The ORB method split an initial configuration of the system (graph) into two by associating a scalar quantity Se with each graph node e, which can be called a separator field. By evaluating the median S of the Se, according to whether Se is greater or less than S, the median is chosen as the division so that the number of nodes in each half are automatically equal; the problem is now reduced to that of choosing the field Se so that the communication is minimized.

In [RAV09], the ORB approach was improved by presenting a parallel processing algorithm whose main goal is to balance load while reducing the overhead to compute such a partition. The main idea to increase the efficiency is to reduce body to body interactions. In ORB, the recursive bisection will increase the body to body interaction even though load is equally distributed on each processor. It also needs extra calculation of finding Se.

On the other hand, two approaches are used to partition the BH tree itself instead of partition the space as in ORB. A Top-down approach [LEA92], which gives complete sub-tree to each processor, but load balancing is not guaranteed in this approach, especially in non-uniform body distribution. The second approach is bottom-up, where the work involved with each leaf is estimated and divides the tree among the processors according to equally work required. One of the famous techniques that uses this approach is cost-zones approach which was a PhD thesis [SIN93]. The main idea in this technique is to estimate the work for each node, call it total work W. Then arrange nodes of BH tree in some linear order (lots of choices). Finally, contiguous blocks of nodes with work are assigned to processors where p represents the number of processors.

However, steps 2 and 3 of the BH algorithm are parallelizable with different levels of difficulty. Step 2, computing center of mass Cm and total mass Tm, is recursive by nature and is very difficult to convert it to a serialized step. This can be parallelized by using top-down partitioning of tree such that every processor computes Cm and Tm of its own sub-tree then the master thread take the Cm and Tm of the root of each sub-tree to compute Cm and Tm for higher level node. That is, assuming an oct-tree was divided over 8 processors to compute Cm and Tm for internal nodes of that tree, assigning sub-trees to processors will be done in the second level (the children of the root of the original tree) then the result from each processor will be used to compute the Cm and Tm at the root for the whole tree. However, if we have more than 8 processors with oct-tree the assigning work to processors will be done on the third level then the results form processors will be used to compute Cm and Tm for computing Cm and Tm for upper levels (second and first levels of the tree).

Computing force might be quit simpler, since each processor will be assigned a sub-tree to compute forces on the bodies in that sub-tree. No action will be taken by the master thread after that. The most challenging part in this situation is load balancing since the BH tree is irregularly structured and imbalanced unless special case was assumed in which bodies are uniformly distributed over the space which is not the case for the true simulation.

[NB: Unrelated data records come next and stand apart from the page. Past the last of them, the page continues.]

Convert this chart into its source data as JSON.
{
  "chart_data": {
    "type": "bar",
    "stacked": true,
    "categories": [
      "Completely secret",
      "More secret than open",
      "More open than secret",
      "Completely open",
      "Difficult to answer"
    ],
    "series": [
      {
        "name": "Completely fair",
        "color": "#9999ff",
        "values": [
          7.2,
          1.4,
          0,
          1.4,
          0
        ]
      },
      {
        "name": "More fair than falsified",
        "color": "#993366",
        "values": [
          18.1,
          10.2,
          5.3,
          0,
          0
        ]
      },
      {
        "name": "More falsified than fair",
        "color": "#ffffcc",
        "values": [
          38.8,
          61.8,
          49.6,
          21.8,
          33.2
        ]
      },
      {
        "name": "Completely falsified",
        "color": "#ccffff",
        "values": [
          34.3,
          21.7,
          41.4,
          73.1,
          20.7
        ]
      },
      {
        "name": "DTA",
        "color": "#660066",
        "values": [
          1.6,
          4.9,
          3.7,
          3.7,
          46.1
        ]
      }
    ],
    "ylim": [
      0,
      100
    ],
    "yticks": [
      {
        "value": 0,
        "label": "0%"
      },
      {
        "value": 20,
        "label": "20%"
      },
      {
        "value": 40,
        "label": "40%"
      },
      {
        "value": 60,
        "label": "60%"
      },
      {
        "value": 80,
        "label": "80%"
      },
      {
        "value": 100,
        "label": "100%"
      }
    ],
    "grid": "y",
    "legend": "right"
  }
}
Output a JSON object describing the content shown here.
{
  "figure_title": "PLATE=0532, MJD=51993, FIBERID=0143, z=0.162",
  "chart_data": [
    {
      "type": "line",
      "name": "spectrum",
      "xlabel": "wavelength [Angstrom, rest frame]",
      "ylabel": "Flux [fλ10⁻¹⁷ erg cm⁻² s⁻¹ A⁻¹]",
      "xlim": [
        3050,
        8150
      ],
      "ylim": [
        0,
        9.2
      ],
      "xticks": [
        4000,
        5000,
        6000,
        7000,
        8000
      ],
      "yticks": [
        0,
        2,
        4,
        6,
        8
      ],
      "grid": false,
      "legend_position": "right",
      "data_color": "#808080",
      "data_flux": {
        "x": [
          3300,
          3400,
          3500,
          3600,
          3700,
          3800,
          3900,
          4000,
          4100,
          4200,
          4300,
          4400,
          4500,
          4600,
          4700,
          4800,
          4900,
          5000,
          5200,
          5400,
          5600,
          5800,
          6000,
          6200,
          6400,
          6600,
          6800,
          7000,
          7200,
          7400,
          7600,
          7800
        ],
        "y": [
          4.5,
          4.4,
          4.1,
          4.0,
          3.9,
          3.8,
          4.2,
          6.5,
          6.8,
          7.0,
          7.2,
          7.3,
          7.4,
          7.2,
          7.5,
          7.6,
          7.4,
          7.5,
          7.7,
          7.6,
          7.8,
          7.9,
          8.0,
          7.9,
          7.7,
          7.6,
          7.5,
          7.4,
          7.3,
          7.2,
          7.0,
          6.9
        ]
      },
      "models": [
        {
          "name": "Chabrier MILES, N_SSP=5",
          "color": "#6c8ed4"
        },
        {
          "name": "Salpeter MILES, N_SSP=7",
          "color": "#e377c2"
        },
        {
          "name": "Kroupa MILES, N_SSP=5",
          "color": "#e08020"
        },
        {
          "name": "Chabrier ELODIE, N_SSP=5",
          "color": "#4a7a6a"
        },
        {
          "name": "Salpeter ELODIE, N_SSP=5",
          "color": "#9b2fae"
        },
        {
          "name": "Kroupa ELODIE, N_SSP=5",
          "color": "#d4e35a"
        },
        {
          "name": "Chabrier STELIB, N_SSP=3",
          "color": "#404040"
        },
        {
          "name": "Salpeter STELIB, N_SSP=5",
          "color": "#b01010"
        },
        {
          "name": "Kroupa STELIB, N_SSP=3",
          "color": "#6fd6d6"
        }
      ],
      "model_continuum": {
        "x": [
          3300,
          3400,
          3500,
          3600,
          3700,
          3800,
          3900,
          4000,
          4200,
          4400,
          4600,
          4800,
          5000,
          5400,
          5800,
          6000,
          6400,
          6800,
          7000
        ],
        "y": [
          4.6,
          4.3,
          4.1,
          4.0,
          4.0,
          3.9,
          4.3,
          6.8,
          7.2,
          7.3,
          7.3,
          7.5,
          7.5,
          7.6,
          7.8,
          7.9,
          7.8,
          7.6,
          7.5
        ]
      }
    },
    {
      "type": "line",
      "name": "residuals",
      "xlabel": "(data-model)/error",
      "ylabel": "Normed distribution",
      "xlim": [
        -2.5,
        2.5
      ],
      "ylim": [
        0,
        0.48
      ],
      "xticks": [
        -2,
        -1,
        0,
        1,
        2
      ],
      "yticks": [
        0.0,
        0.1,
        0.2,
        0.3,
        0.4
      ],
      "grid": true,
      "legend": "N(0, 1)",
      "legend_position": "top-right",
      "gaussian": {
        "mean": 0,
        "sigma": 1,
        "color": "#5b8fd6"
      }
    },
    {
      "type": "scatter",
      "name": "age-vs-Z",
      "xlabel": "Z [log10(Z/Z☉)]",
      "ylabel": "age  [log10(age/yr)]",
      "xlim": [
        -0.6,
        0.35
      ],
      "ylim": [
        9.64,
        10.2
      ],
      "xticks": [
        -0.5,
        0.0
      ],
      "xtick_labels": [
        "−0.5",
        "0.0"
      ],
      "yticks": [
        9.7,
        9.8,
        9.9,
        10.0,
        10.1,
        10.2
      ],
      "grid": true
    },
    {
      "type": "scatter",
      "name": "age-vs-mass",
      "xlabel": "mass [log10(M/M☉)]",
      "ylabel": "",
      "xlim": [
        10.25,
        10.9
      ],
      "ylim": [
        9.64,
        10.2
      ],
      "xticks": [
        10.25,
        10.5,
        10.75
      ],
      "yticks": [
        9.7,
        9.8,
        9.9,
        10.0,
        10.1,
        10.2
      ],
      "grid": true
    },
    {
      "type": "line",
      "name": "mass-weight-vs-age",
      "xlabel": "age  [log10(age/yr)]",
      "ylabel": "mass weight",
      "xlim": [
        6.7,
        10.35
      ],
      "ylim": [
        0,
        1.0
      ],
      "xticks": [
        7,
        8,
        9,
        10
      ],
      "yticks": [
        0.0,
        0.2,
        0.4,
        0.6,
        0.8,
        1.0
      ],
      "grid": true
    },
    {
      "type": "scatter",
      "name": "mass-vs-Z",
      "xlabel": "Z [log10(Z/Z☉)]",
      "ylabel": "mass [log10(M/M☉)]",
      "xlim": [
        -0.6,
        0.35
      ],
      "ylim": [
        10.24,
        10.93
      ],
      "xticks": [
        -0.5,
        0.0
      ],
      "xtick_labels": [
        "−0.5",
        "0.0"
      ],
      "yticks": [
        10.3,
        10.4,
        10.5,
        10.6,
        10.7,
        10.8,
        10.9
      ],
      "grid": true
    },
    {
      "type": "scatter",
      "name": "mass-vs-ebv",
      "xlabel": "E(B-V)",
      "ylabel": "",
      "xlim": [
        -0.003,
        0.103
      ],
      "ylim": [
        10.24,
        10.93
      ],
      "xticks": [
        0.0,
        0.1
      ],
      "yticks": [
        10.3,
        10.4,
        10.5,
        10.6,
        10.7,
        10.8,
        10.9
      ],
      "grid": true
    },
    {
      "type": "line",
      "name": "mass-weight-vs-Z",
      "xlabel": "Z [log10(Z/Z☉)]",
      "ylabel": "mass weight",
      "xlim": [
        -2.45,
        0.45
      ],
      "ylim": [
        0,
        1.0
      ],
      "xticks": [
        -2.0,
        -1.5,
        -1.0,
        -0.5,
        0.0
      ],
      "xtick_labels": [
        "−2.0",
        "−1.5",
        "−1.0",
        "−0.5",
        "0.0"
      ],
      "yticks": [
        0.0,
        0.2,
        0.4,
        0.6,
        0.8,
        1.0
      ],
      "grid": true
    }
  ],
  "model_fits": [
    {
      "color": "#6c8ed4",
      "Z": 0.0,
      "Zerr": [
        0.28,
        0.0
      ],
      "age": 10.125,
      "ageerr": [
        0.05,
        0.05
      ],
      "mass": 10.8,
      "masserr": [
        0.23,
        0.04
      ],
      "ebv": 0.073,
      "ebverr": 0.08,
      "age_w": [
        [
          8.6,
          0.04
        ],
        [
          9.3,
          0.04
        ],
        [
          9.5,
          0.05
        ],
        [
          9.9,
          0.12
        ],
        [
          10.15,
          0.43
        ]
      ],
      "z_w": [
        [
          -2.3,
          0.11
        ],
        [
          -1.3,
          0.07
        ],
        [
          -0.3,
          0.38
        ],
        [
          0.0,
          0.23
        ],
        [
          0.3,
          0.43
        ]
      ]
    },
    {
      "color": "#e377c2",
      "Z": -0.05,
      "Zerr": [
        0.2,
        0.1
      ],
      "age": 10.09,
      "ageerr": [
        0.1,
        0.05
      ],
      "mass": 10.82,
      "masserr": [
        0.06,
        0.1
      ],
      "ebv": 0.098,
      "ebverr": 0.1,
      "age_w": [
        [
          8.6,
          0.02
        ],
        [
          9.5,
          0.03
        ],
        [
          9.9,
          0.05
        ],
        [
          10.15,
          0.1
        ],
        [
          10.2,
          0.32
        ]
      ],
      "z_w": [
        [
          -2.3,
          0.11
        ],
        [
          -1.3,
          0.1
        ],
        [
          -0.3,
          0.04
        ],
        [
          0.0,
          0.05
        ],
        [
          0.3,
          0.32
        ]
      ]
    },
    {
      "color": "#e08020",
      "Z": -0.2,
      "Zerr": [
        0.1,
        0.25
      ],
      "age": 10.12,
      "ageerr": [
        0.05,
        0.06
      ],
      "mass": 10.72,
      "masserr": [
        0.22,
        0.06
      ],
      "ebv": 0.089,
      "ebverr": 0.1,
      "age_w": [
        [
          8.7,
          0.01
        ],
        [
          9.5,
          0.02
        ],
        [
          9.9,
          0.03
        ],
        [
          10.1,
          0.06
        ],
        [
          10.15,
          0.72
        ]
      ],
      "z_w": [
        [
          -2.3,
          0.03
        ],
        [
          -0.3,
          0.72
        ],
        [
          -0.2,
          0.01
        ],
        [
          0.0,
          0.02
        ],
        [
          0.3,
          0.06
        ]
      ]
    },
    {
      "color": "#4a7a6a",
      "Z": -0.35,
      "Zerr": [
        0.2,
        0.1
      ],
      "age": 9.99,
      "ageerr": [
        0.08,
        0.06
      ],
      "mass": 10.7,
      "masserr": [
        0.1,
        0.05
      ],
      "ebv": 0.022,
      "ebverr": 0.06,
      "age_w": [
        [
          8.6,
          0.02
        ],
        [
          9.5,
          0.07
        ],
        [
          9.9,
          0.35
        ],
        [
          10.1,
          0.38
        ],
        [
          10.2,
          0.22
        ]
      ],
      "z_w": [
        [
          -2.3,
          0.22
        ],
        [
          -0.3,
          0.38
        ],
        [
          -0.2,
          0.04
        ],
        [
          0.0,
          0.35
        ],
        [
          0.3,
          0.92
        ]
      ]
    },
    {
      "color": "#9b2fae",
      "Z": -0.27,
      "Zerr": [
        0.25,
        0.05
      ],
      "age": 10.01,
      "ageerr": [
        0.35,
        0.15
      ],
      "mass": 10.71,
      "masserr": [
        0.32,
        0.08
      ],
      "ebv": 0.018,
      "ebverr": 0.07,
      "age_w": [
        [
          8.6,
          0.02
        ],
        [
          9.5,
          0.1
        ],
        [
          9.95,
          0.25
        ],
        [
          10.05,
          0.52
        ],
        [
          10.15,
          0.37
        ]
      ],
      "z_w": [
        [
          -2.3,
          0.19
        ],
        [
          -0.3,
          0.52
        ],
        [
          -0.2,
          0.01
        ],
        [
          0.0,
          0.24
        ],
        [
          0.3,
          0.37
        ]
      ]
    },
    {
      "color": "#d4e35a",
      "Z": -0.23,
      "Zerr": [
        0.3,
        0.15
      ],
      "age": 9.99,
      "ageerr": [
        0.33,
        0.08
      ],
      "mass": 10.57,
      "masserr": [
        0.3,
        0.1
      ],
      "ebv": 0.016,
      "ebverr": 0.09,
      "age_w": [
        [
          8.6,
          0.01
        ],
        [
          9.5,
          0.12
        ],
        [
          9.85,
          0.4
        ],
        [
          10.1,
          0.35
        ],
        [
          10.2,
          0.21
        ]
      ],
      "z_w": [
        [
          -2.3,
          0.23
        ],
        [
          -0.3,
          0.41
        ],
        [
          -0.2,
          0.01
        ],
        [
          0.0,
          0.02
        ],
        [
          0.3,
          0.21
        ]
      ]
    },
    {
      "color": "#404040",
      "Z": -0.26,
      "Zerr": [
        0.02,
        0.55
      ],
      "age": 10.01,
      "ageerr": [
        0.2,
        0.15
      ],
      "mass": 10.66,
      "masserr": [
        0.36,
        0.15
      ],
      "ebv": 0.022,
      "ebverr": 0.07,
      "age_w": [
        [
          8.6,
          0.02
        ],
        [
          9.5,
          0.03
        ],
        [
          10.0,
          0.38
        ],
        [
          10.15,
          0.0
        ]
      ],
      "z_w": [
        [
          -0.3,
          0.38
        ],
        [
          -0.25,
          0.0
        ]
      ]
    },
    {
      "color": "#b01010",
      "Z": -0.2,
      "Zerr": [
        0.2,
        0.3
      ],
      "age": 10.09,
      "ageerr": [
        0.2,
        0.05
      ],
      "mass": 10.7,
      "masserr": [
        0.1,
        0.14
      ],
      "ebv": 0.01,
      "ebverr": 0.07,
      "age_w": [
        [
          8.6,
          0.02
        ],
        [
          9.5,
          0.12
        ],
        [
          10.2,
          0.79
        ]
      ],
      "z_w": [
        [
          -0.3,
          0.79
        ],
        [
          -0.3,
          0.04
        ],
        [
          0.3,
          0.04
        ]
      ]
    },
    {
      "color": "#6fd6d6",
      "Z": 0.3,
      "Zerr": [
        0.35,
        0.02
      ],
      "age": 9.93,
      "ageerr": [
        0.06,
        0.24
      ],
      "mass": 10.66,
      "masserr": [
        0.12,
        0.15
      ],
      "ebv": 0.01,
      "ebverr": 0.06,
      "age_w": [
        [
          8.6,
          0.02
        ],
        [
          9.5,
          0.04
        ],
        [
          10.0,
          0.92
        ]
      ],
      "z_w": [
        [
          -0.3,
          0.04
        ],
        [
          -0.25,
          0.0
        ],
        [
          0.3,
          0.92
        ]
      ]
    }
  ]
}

An efficient way to parallelize computing force is to store the states of bodies in a list of user defined data type (e.g. structures in C, classes in C++ and Java). Then partitioning this list of bodies over the set of processors so that each processor computes the forces on an equal number of bodies. Load balancing is still not guaranteed since computing forces on any body is irregular and may take different time. This can be solved by assigning only chunks of the work to each processor and once the processor finished its work it can get another chunk of work to accomplish.